Simbolo di memoria storica e appartenenza al territorio: ecco gli antichi giochi del Piemonte
I giochi con la palla sono documentati dall’antichità. Già la civiltà romana, a partire dal secondo secolo a.C., ne tratta, e, nella storia, medici illustri li raccomandarono. In Italia questi giochi furono in auge nel Quattrocento e nel Cinquecento, ma anche altri si tramandarono, arricchendo e caratterizzando le tradizioni di ogni regione, al fine di salvaguardare le comunità ludiche.
In Piemonte esistono diverse comunità, formate da persone che, attraverso il gioco, mantengono in vita la memoria storica, sociale, e del territorio in cui risiedono, oltre a evidenziarne il valore emotivo e comunicativo. Tra queste comunità, ne spiccano quattro: quella delle bijé (birilli), del ferro (ruzzole), delle trottole, e della tella (corse).
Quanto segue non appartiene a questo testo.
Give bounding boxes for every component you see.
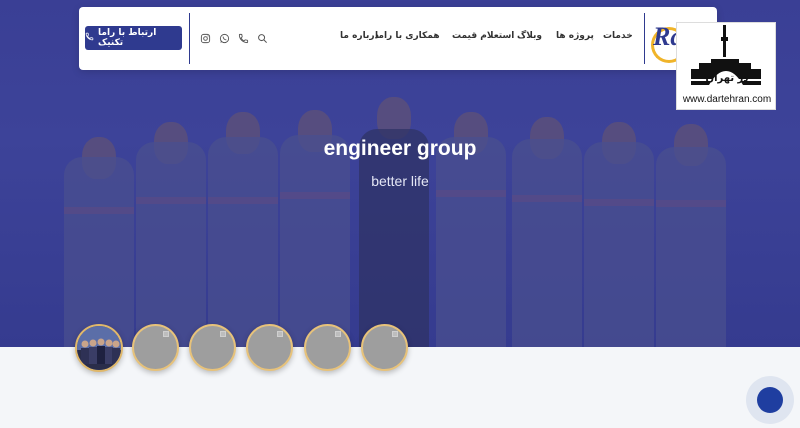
nav-item-projects[interactable]: پروژه ها: [556, 31, 594, 41]
broken-image-icon: [335, 331, 341, 337]
nav-item-price-inquiry[interactable]: استعلام قیمت: [452, 31, 514, 41]
whatsapp-icon[interactable]: [217, 31, 231, 45]
broken-image-icon: [163, 331, 169, 337]
contact-button-label: ارتباط با راما تکنیک: [98, 28, 157, 48]
nav-item-services[interactable]: خدمات: [603, 31, 633, 41]
broken-image-icon: [220, 331, 226, 337]
slider-thumbnail[interactable]: [132, 324, 179, 371]
slider-thumbnail[interactable]: [75, 324, 123, 372]
broken-image-icon: [277, 331, 283, 337]
slider-thumbnail[interactable]: [189, 324, 236, 371]
watermark-url: www.dartehran.com: [682, 94, 772, 105]
broken-image-icon: [392, 331, 398, 337]
chat-widget-button[interactable]: [746, 376, 794, 424]
divider: [189, 13, 190, 64]
instagram-icon[interactable]: [198, 31, 212, 45]
contact-button[interactable]: ارتباط با راما تکنیک: [85, 26, 182, 50]
nav-item-blog[interactable]: وبلاگ: [517, 31, 542, 41]
watermark-brand: در تهران: [705, 73, 749, 84]
watermark-badge: در تهران www.dartehran.com: [676, 22, 776, 110]
hero-title: engineer group: [323, 137, 477, 160]
nav-item-cooperation[interactable]: همکاری با راما: [375, 31, 440, 41]
phone-icon: [85, 32, 94, 44]
phone-icon[interactable]: [236, 31, 250, 45]
hero-background-image: [60, 55, 740, 347]
hero-subtitle: better life: [371, 173, 429, 189]
chat-icon: [757, 387, 783, 413]
slider-thumbnail[interactable]: [361, 324, 408, 371]
slider-thumbnail[interactable]: [246, 324, 293, 371]
top-navbar: ارتباط با راما تکنیک درباره ما همکاری با…: [79, 7, 717, 70]
slider-thumbnail[interactable]: [304, 324, 351, 371]
divider: [644, 13, 645, 64]
search-icon[interactable]: [255, 31, 269, 45]
nav-item-about[interactable]: درباره ما: [340, 31, 379, 41]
A Farigliano, in provincia di Cuneo, alla famiglia dei birilli appartengono quei giochi attraverso cui l’abbattimento degli elementi disposti sul terreno avviene lanciando una boccia sferica, o irregolare, un birillo, o una piastra metallica. Si tratta di una tra le pratiche più antiche, diffusa sia tra uomini sia tra donne, dove importanti sono abilità e strategia. Bisogna fare un salto indietro al 3.200 a.C. per trovare i primi reperti archeologi in pietra nella tomba di un bambino egiziano a Nagada. A Roma è stato ritrovato un sarcofago conservato nei Musei Vaticani, poi in epoca medievale, e infine in Polinesia, con un gioco simile nominato “Ula Maika”, il gioco dei birilli ha avuto fortuna.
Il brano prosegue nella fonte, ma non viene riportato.